Annie Andersen: Democrats are reeling and the blame game is already underway following Tuesday’s election results.
Steve Shepard is the senior campaigns and elections editor for Politico.
Steve, what did this election show us?
Steven Shepard: we’ve learned that certainly the political environment has changed a lot in the past year, you know, roughly a year to the day that Joe Biden won Virginia by 10 points. Republican Glenn Younkin is going to win a narrow victory but still a victory by about two or three points, in all likelihood once all the votes are counted, that that’s a big swing. And I think it points to the political environment shifting over the past year and leading into next year’s crucial midterm elections. This is not an environment that favors President Biden or his party, right.
A. Andersen: how much did what happened on Capitol Hill and in the White House? How much did that have to do with this election?
S. Shepard: I think you’re gonna hear a lot of recriminations in the coming days about whether if House Democrats had only passed the bipartisan infrastructure bill that passed the Senate with with some Republican support if they’d pass that maybe Democrats and Joe Biden, President Biden would have something to celebrate and something to sell to Virginia voters. You know, I don’t think we know that quite yet. What we do know though, is that President Biden is the leader of the Democratic Party, and in the past year, he’s not in the same situation that he was a year ago or even three or four months ago. His approval ratings have fallen both the national polls in the Virginia exit poll was down to about 45%. This is a state again, he went by 10 points only for more voters today disapprove of the job Joe Biden is doing as president then approved. That’s a big bill was a big problem for Terry McAuliffe, and it’s going to be a big problem for Democrats in the 2022. midterms. If Biden can’t turn that around.
A. Andersen: Just touching on New Jersey really quickly, this race was expected to be at one point not close at all and then it kind of got closer and now we’re seeing it extremely close. What does that tell us?
S. Shepard: It tells us the same sort of thing about the national environment.
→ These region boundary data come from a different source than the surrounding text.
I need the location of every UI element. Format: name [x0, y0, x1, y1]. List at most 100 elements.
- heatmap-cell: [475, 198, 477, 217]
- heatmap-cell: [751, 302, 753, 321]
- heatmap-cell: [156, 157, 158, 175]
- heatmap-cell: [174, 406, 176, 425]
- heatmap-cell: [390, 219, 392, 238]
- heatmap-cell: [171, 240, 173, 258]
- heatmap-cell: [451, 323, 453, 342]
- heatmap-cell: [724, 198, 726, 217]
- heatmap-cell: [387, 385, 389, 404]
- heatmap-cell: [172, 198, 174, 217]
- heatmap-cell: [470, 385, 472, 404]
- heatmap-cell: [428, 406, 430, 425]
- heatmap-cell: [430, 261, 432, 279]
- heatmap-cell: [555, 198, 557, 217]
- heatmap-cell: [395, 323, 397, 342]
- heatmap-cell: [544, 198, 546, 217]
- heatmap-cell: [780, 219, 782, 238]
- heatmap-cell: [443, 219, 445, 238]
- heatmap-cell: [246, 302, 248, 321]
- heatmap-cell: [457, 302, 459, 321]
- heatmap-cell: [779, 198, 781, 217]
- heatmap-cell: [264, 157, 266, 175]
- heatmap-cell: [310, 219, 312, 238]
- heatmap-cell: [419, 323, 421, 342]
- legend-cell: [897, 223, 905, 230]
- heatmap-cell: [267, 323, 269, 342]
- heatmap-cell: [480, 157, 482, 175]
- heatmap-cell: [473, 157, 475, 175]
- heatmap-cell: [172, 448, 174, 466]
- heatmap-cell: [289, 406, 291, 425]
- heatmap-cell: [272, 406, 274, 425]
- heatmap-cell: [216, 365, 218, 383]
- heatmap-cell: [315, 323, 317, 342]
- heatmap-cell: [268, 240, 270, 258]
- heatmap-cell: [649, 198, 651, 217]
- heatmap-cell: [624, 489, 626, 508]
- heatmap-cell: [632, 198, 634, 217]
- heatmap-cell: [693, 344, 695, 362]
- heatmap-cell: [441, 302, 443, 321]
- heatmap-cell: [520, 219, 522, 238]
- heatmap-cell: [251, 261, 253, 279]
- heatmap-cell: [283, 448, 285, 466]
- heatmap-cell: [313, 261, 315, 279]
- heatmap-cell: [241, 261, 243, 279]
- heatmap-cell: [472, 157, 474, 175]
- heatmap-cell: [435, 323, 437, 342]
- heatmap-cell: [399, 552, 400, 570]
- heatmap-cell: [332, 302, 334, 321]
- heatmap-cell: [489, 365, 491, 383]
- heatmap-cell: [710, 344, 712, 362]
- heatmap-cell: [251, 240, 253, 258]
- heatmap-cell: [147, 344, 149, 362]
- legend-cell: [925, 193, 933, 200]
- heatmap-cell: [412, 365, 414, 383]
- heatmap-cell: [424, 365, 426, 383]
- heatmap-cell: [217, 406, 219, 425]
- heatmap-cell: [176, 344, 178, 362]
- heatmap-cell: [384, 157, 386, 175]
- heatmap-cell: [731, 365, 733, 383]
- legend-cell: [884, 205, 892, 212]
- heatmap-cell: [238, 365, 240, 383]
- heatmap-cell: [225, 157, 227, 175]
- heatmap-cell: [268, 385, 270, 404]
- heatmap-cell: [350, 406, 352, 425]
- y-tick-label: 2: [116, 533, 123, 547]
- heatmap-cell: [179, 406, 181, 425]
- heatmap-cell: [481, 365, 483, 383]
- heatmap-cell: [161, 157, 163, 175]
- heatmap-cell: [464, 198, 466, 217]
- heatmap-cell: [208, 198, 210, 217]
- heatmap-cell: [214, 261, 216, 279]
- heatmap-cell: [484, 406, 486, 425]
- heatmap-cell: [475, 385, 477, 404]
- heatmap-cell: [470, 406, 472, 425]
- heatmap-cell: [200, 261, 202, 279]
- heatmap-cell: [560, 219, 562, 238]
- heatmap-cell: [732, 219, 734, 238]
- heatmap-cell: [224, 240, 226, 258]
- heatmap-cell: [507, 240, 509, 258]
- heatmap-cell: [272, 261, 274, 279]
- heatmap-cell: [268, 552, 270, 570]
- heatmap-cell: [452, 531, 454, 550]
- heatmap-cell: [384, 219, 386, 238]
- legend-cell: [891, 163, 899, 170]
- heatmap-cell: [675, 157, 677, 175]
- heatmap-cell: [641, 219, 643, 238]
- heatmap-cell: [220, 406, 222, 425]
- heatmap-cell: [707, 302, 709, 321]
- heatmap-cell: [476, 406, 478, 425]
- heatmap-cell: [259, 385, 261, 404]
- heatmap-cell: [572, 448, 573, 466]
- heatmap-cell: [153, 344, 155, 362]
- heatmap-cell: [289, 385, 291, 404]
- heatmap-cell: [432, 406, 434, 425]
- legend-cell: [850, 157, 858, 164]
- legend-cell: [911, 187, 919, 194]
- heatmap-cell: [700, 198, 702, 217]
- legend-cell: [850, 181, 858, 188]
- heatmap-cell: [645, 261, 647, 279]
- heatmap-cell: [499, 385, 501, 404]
I think each of these races, especially when you’re electing governors, they don’t always adhere. You know, there’s a Democratic governor now in a place like Kansas, which is obviously very Republican state. They don’t always adhere perfectly to where the state sits on the spectrum. But I think it tells us the same thing about the National Environment. Democrats are facing real real headwinds. Republicans have the wind at their back right now. And it also tells us that someone like Democrat Phil Murphy, may not have been as safe as he thought may not have been as safe as national Democrats thought and Republicans are certainly I think surprised to see the race so close this late into the night.
A. Andersen: Is there anything Democrats and Republicans need to do looking forward to 2022?
S. Shepard: I mean, I certainly think if you’re Republicans, you want to freeze the national environment right now and move it forward 365 days and hold the elections for control of the House and Senate under these conditions. Democrats have a lot of work to do and I think you’re going to hear arguments on both sides of the Democratic divide about what they should do about the two bills languishing in Congress right now. The infrastructure bill that has already passed the Senate and sits before the House and the social spending bill. President Biden’s 10 year social spending bill which has to pass both the House and Senate and it’s still being written, whether they should act on those now. And move them forward, have something to sell for voters, do something with their control, have full control of Washington, or pivot away from these projects and move on to something different that they can sell to voters to turn things around for 2022.
Annie Andersen: Thank you so much for your time, and breaking this down for us.